I was just filling the old family truckster up with some petrol the other day and my eyes fell upon this strange construction, innocuously placed in the forecourt of a BP petrol station in Ditchling Road, Brighton. A shifty looking man (I decided he looked shifty once I put my fantasy heroic investigative journalist hat on) took out one parcel and replaced it with another.
The service is a 'parcel exchange'. 'Hmm...', I thought to myself, 'So, the days of men meeting men in dark glasses, hats and long trenchcoats and chucking each other brown paper envelopes stuffed with cash in car parks are over then!' Oh, woe! Why must more advanced electronic key-based technology put paid to years of car park-based, seedy, council, police, drugs-trade related shenanigans in this fair city?

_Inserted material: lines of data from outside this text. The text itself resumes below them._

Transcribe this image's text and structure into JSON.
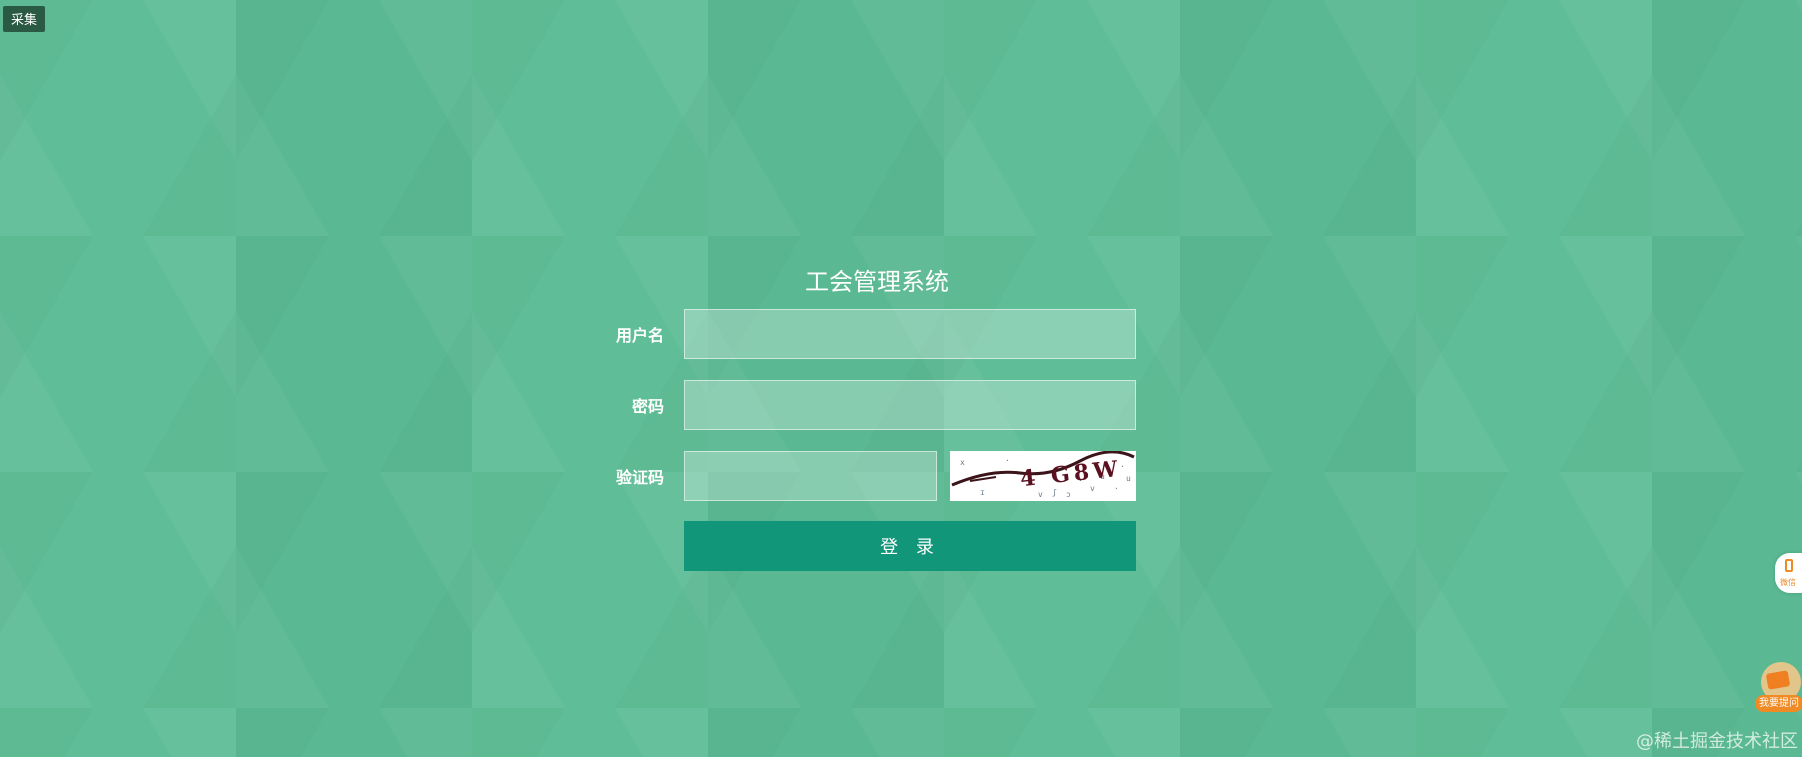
{
  "top_tag": {
    "label": "采集"
  },
  "login": {
    "title": "工会管理系统",
    "username_label": "用户名",
    "username_value": "",
    "password_label": "密码",
    "password_value": "",
    "captcha_label": "验证码",
    "captcha_value": "",
    "captcha_image_text": "4 G8W",
    "submit_label": "登 录"
  },
  "floating": {
    "side_label": "微信",
    "feedback_label": "我要提问"
  },
  "watermark": "@稀土掘金技术社区",
  "colors": {
    "background": "#5cbd95",
    "button": "#11967a",
    "accent_orange": "#f08a24"
  },
  "icons": [
    "phone-icon",
    "feedback-icon",
    "captcha-image"
  ]
}
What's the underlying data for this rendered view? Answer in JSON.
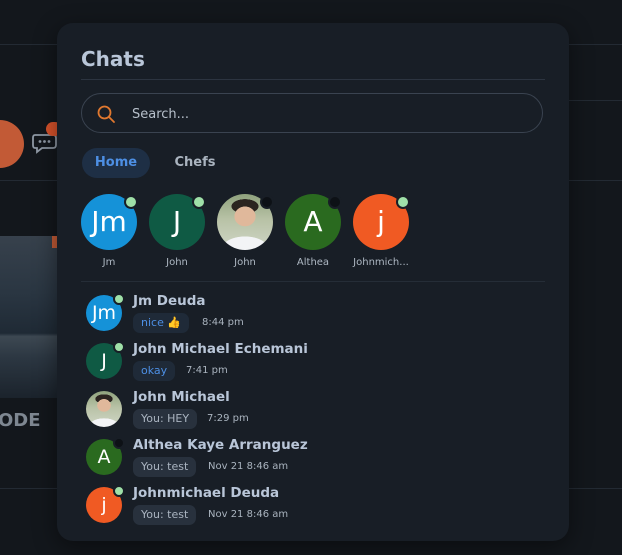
{
  "background": {
    "bottom_text": "ODE"
  },
  "panel": {
    "title": "Chats",
    "search": {
      "placeholder": "Search..."
    },
    "tabs": [
      {
        "label": "Home",
        "active": true
      },
      {
        "label": "Chefs",
        "active": false
      }
    ],
    "stories": [
      {
        "initial": "Jm",
        "name": "Jm",
        "color": "#1592d8",
        "online": true
      },
      {
        "initial": "J",
        "name": "John",
        "color": "#0f5a44",
        "online": true
      },
      {
        "initial": "",
        "name": "John",
        "photo": true,
        "online": false
      },
      {
        "initial": "A",
        "name": "Althea",
        "color": "#2a6a1f",
        "online": false
      },
      {
        "initial": "j",
        "name": "Johnmich...",
        "color": "#f05a23",
        "online": true
      }
    ],
    "chats": [
      {
        "initial": "Jm",
        "color": "#1592d8",
        "name": "Jm Deuda",
        "message": "nice 👍",
        "unread": true,
        "time": "8:44 pm",
        "online": true
      },
      {
        "initial": "J",
        "color": "#0f5a44",
        "name": "John Michael Echemani",
        "message": "okay",
        "unread": true,
        "time": "7:41 pm",
        "online": true
      },
      {
        "initial": "",
        "photo": true,
        "name": "John Michael",
        "message": "You: HEY",
        "unread": false,
        "time": "7:29 pm",
        "online": false
      },
      {
        "initial": "A",
        "color": "#2a6a1f",
        "name": "Althea Kaye Arranguez",
        "message": "You: test",
        "unread": false,
        "time": "Nov 21 8:46 am",
        "online": false
      },
      {
        "initial": "j",
        "color": "#f05a23",
        "name": "Johnmichael Deuda",
        "message": "You: test",
        "unread": false,
        "time": "Nov 21 8:46 am",
        "online": true
      }
    ],
    "status_colors": {
      "online": "#9fe0a8",
      "offline": "#0d1116"
    },
    "icons": {
      "search": "search-icon",
      "background_chat": "chat-bubble-icon"
    }
  }
}
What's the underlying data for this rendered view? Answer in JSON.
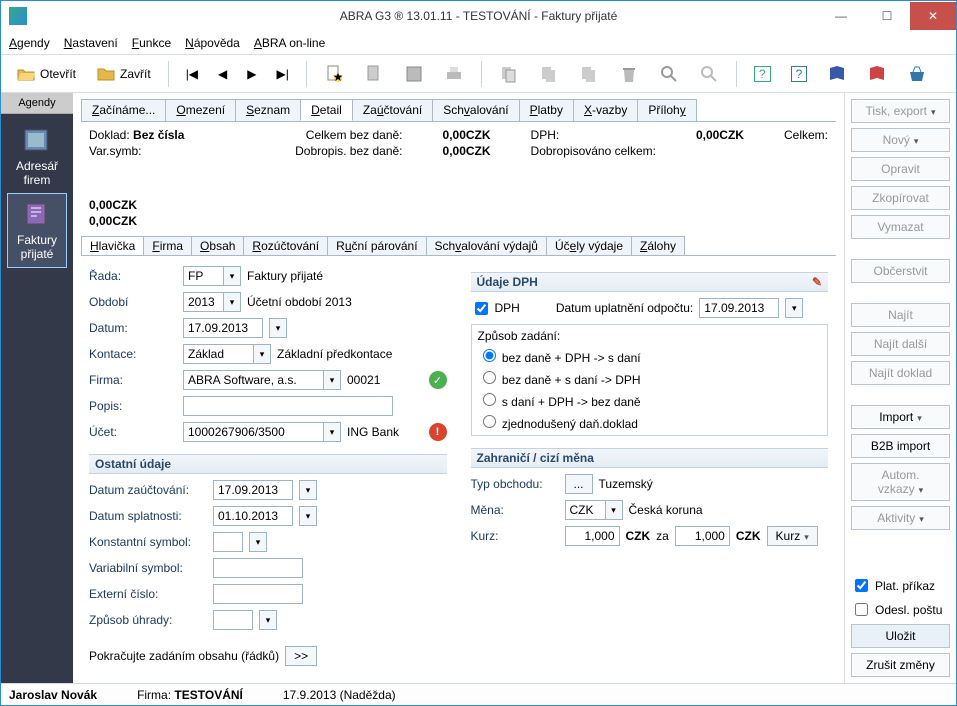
{
  "title": "ABRA G3 ® 13.01.11 - TESTOVÁNÍ - Faktury přijaté",
  "menus": {
    "agendy": "Agendy",
    "nastaveni": "Nastavení",
    "funkce": "Funkce",
    "napoveda": "Nápověda",
    "abra_online": "ABRA on-line"
  },
  "toolbar": {
    "open": "Otevřít",
    "close": "Zavřít"
  },
  "sidebar": {
    "tab": "Agendy",
    "item1": "Adresář firem",
    "item2": "Faktury přijaté"
  },
  "tabs": {
    "t0": "Začínáme...",
    "t1": "Omezení",
    "t2": "Seznam",
    "t3": "Detail",
    "t4": "Zaúčtování",
    "t5": "Schvalování",
    "t6": "Platby",
    "t7": "X-vazby",
    "t8": "Přílohy"
  },
  "summary": {
    "doklad_label": "Doklad:",
    "doklad_value": "Bez čísla",
    "varsymb_label": "Var.symb:",
    "celkem_bez_label": "Celkem bez daně:",
    "celkem_bez_value": "0,00CZK",
    "dobropis_label": "Dobropis. bez daně:",
    "dobropis_value": "0,00CZK",
    "dph_label": "DPH:",
    "dph_value": "0,00CZK",
    "dobrop_celkem_label": "Dobropisováno celkem:",
    "celkem_label": "Celkem:",
    "celkem_value": "0,00CZK",
    "celkem_value2": "0,00CZK"
  },
  "subtabs": {
    "s0": "Hlavička",
    "s1": "Firma",
    "s2": "Obsah",
    "s3": "Rozúčtování",
    "s4": "Ruční párování",
    "s5": "Schvalování výdajů",
    "s6": "Účely výdaje",
    "s7": "Zálohy"
  },
  "form": {
    "rada_label": "Řada:",
    "rada_value": "FP",
    "rada_text": "Faktury přijaté",
    "obdobi_label": "Období",
    "obdobi_value": "2013",
    "obdobi_text": "Účetní období 2013",
    "datum_label": "Datum:",
    "datum_value": "17.09.2013",
    "kontace_label": "Kontace:",
    "kontace_value": "Základ",
    "kontace_text": "Základní předkontace",
    "firma_label": "Firma:",
    "firma_value": "ABRA Software, a.s.",
    "firma_code": "00021",
    "popis_label": "Popis:",
    "ucet_label": "Účet:",
    "ucet_value": "1000267906/3500",
    "ucet_text": "ING Bank",
    "ostatni_hdr": "Ostatní údaje",
    "datum_zauct_label": "Datum zaúčtování:",
    "datum_zauct_value": "17.09.2013",
    "datum_splat_label": "Datum splatnosti:",
    "datum_splat_value": "01.10.2013",
    "konst_symbol_label": "Konstantní symbol:",
    "var_symbol_label": "Variabilní symbol:",
    "ext_cislo_label": "Externí číslo:",
    "zpusob_uhrady_label": "Způsob úhrady:",
    "pokracujte": "Pokračujte zadáním obsahu (řádků)",
    "next_btn": ">>"
  },
  "dph": {
    "hdr": "Údaje DPH",
    "dph_check": "DPH",
    "datum_odp_label": "Datum uplatnění odpočtu:",
    "datum_odp_value": "17.09.2013",
    "zpusob_label": "Způsob zadání:",
    "r1": "bez daně + DPH -> s daní",
    "r2": "bez daně + s daní -> DPH",
    "r3": "s daní + DPH -> bez daně",
    "r4": "zjednodušený daň.doklad",
    "zahr_hdr": "Zahraničí / cizí měna",
    "typ_obchodu_label": "Typ obchodu:",
    "typ_obchodu_value": "Tuzemský",
    "typ_obchodu_btn": "...",
    "mena_label": "Měna:",
    "mena_value": "CZK",
    "mena_text": "Česká koruna",
    "kurz_label": "Kurz:",
    "kurz_value1": "1,000",
    "kurz_c1": "CZK",
    "kurz_za": "za",
    "kurz_value2": "1,000",
    "kurz_c2": "CZK",
    "kurz_btn": "Kurz"
  },
  "right": {
    "tisk": "Tisk, export",
    "novy": "Nový",
    "opravit": "Opravit",
    "zkopirovat": "Zkopírovat",
    "vymazat": "Vymazat",
    "obcerstvit": "Občerstvit",
    "najit": "Najít",
    "najit_dalsi": "Najít další",
    "najit_doklad": "Najít doklad",
    "import": "Import",
    "b2b": "B2B import",
    "autom": "Autom. vzkazy",
    "aktivity": "Aktivity",
    "plat_prikaz": "Plat. příkaz",
    "odesl_postu": "Odesl. poštu",
    "ulozit": "Uložit",
    "zrusit": "Zrušit změny"
  },
  "status": {
    "user": "Jaroslav Novák",
    "firma_label": "Firma:",
    "firma": "TESTOVÁNÍ",
    "date": "17.9.2013 (Naděžda)"
  }
}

We all revelled in that Hollywood image of corporate and state-based corruption and now it has all being ruined!
It is plausible that the entire Brighton drugs trade is going through this 'parcel exchange' system as it looks so innocent when you are telling the young man in the forecourt to 'fill her up' that nobody would suspect. I might get a deck chair in the Summer and just spend all day photographing the people who exchange their parcels there and see how they react. Of course, there is CCTV there at BP, but would even BP suspect such dodgy deals could be going on?! I can feel a conspiracy theory coming on! Anyhow, they're not called Business Direct Ltd anymore. They're called DX Business Direct. They specialise in 'Time Critical Logistics'. Time critical logistics?
"Hi...Yeah, where shall I leave the smack?"
"Why not just put it in that parcel exchange place at the BP garage?""Yeah, sure. Why not, eh? Will you leave the cash in there for me?"
"Yeah, cracking. Nice doing business with you."